MongoDB was founded in 2007 by the techs that worked at DoubleClick, ShopWiki and Gilt Groupe. Like their larger counterparts, they realized that a different solution was needed. A solution that addressed the needs of storing non-standard data, data distribution and horizontal scalability. Big players weren’t the only vendors that identified that the relational model wasn’t a good fit for every application. Whenever there’s a gap, smart people will step in to fill it.
Drawing Parallels Between Relational and NoSQL Adoption
One of the key initial adoption drivers for relational systems was their flexibility. The hierarchical and network database competitors during the early years of relational product adoption were well known to rigidly mate both the logical and physical layers.

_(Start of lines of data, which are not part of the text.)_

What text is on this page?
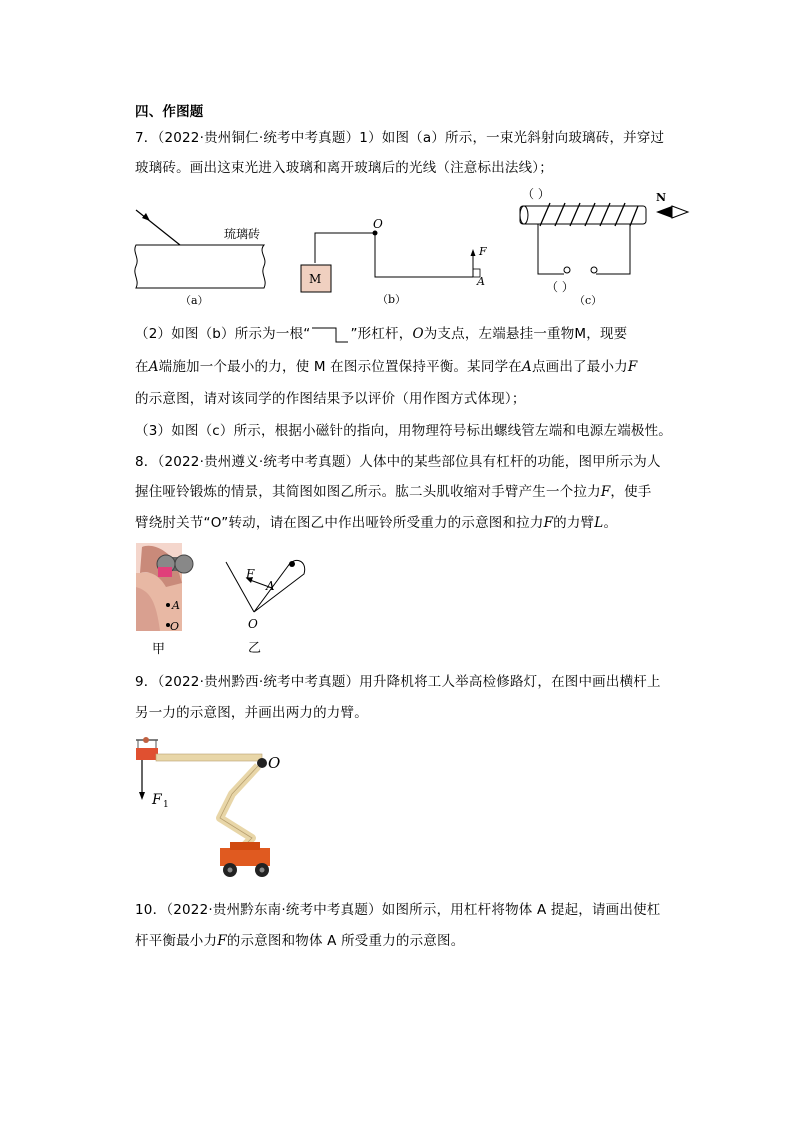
四、作图题
7．（2022·贵州铜仁·统考中考真题）1）如图（a）所示，一束光斜射向玻璃砖，并穿过
玻璃砖。画出这束光进入玻璃和离开玻璃后的光线（注意标出法线）；
琉璃砖
（a）
O
M
F
A
（b）
（ ）
（ ）
N
（c）
（2）如图（b）所示为一根“	”形杠杆，O为支点，左端悬挂一重物M，现要
在A端施加一个最小的力，使 M 在图示位置保持平衡。某同学在A点画出了最小力F
的示意图，请对该同学的作图结果予以评价（用作图方式体现）；
（3）如图（c）所示，根据小磁针的指向，用物理符号标出螺线管左端和电源左端极性。
8．（2022·贵州遵义·统考中考真题）人体中的某些部位具有杠杆的功能，图甲所示为人
握住哑铃锻炼的情景，其简图如图乙所示。肱二头肌收缩对手臂产生一个拉力F，使手
臂绕肘关节“O”转动，请在图乙中作出哑铃所受重力的示意图和拉力F的力臂L。
A
O
甲
F
A
O
乙
9．（2022·贵州黔西·统考中考真题）用升降机将工人举高检修路灯，在图中画出横杆上
另一力的示意图，并画出两力的力臂。
O
F 1
10．（2022·贵州黔东南·统考中考真题）如图所示，用杠杆将物体 A 提起，请画出使杠
杆平衡最小力F的示意图和物体 A 所受重力的示意图。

There was no abstract layer. Relational databases offered unparalleled flexibility when they were compared to their non-relational counterparts.
Although DB2 was originally a mainframe product, during the early growth stages of the relational model, there were competing product offerings that were marketed as being able to run on lower cost Windows and UNIX operating systems. A parallel can be easily made between the marketing literature presented by the early relational database players (Oracle, Informix, Ingres, Sybase) touting their product’s flexibility and ability to run on cost-effective hardware and the NoSQL vendors of today.
An argument can now be made that the same business drivers that led to relational systems eclipsing their hierarchical and network counterparts will also fuel NoSQL’s increased acceptance, that NoSQL is a natural progression of database technology.
Each new release of any database product contains numerous new features and functionality. Database vendors know that they must add new features to remain competitive. A competitive marketplace forces all software vendors to maximize their product’s inherent feature set. Constant innovation and integration of new features that differentiate their products from other vendors is an absolute requirement for their continued competitive survival.
It remains to be seen if NoSQL’s increasing feature set will allow it to directly compete with relational systems. Relational product vendors, during the early stages of their lifecycle, were also often defined as being niche players. As they matured, they listened to what customers wanted and improved their product offerings accordingly to gain competitive advantage. If they didn’t, they fell by the wayside.
As NoSQL database products continue to mature, they will become more robust, more intelligent and more standardized. As a result, their adoption rate will continue to grow, as it would with any technology possessing these traits. Organizations will increasingly view them as standard infrastructure choices for new database application implementations.
Will the NoSQL vendor’s desire to increase market share, which may require them to compete more directly with relational product manufacturers, drive them to add functionality that allows them to be more widely adopted? The larger relational vendors will attempt to co-opt any NoSQL technology that challenges their dominant role in the industry. As they identify offerings as tangible threats, their strategy will be to ensure that the technologies used by those vendors become a component of, not a replacement for, their traditional database products. The key to their continued dominance will be their ability to identify and seamlessly integrate technologies that are destined to become more widely adopted vs those that will continue as niche offerings.